The aim of this example is to become more familiar with what resting state fMRI networks and artifacts looks like, based on the results from an independent component analysis (ICA) of a single subject's data.
This example is based on tools available in FSL, and the file names and instructions are specific to FSL. However, similar analyses can be performed using other neuroimaging software packages.
Please download the dataset for this example here:
The dataset you downloaded contains the following files:
To start with load the data into a viewer (e.g.

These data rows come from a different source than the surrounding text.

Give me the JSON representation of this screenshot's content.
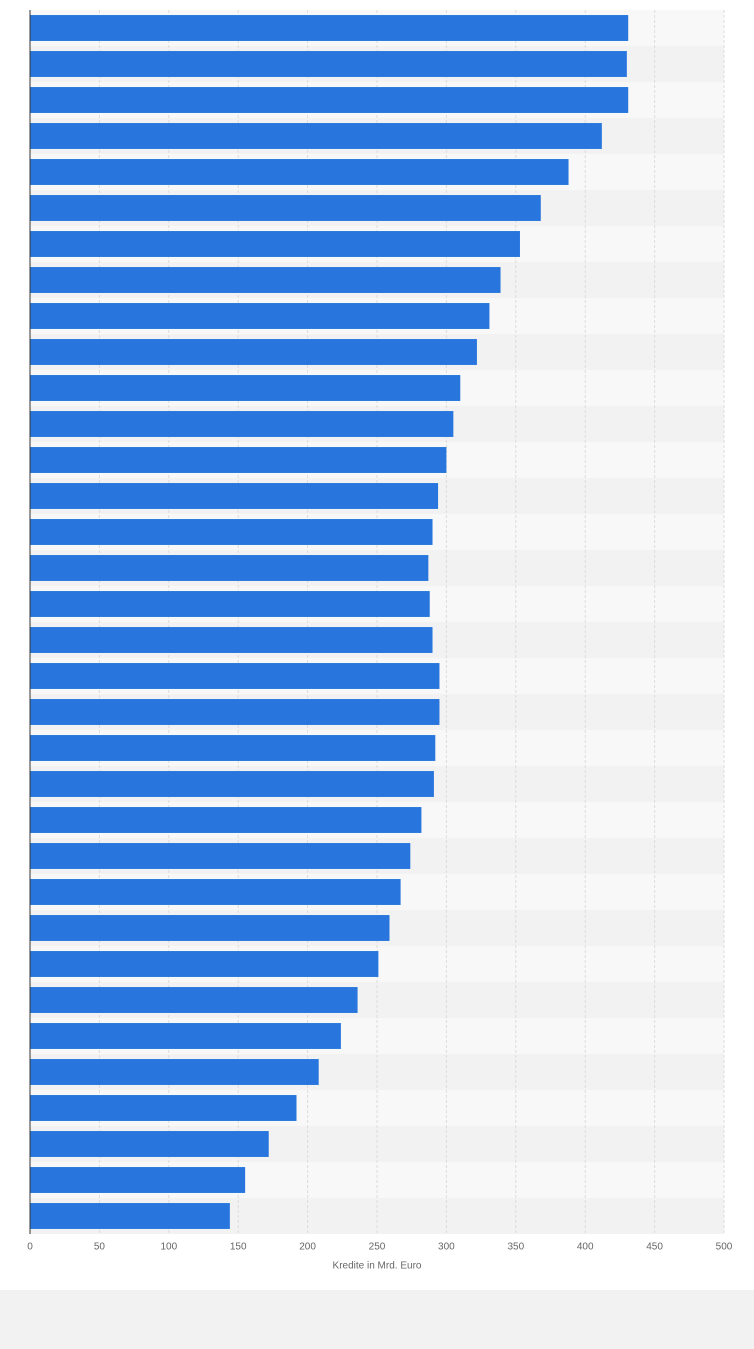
{
  "chart_data": {
    "type": "bar",
    "orientation": "horizontal",
    "xlabel": "Kredite in Mrd. Euro",
    "categories": [
      null,
      null,
      null,
      null,
      null,
      null,
      null,
      null,
      null,
      null,
      null,
      null,
      null,
      null,
      null,
      null,
      null,
      null,
      null,
      null,
      null,
      null,
      null,
      null,
      null,
      null,
      null,
      null,
      null,
      null,
      null,
      null,
      null,
      null
    ],
    "values": [
      431,
      430,
      431,
      412,
      388,
      368,
      353,
      339,
      331,
      322,
      310,
      305,
      300,
      294,
      290,
      287,
      288,
      290,
      295,
      295,
      292,
      291,
      282,
      274,
      267,
      259,
      251,
      236,
      224,
      208,
      192,
      172,
      155,
      144
    ],
    "color": "#2876dd",
    "xlim": [
      0,
      500
    ],
    "xticks": [
      0,
      50,
      100,
      150,
      200,
      250,
      300,
      350,
      400,
      450,
      500
    ],
    "grid": true
  }
}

fsleyes). This is easiest to do from a terminal (after changing directory with
cd to the directory with this data) by running:
fsleyes --scene melodic -ad filtered_func_data.ica &
which will open a window that shows the ICA result (coloured) on top of the brain (in grey) along with the timeseries and the frequency spectrum of the component (at the bottom). Note that the same thing can be achieved through the GUI alone, using View --> Perspectives --> MELODIC mode. In other viewers the main data file to be loaded is
melodic_IC.nii.gz which contains the spatial maps, with other text files containing information about the timecourses and frequency spectra.
Flick through some different components by highlighting the "melodic_IC" in the Overlay list and then changing the "Volume" number. You will see a range of very different spatial maps, timecourses and frequency spectra. Try adjusting the "slice spacing" and surrounding controls so that you can see a good range of slices, covering most of the brain.
In this case we do not have a set of predefined labels for all components, so you should flick through the different components to find some cases of interest. For instance, you should be able to find some clear resting state networks as well as motion and cardiac artifacts. See if you can find ones matching the images below as well as other identifiable networks and artifacts.
This example should give you some more experience at looking at ICA results for resting state data. Note that many components are difficult or even impossible to clearly identify, whereas others are quite straightforward. Experience identifying components and being familiar with the limitations of ICA will help in doing analysis of such data and also in being able to better interpret the literature.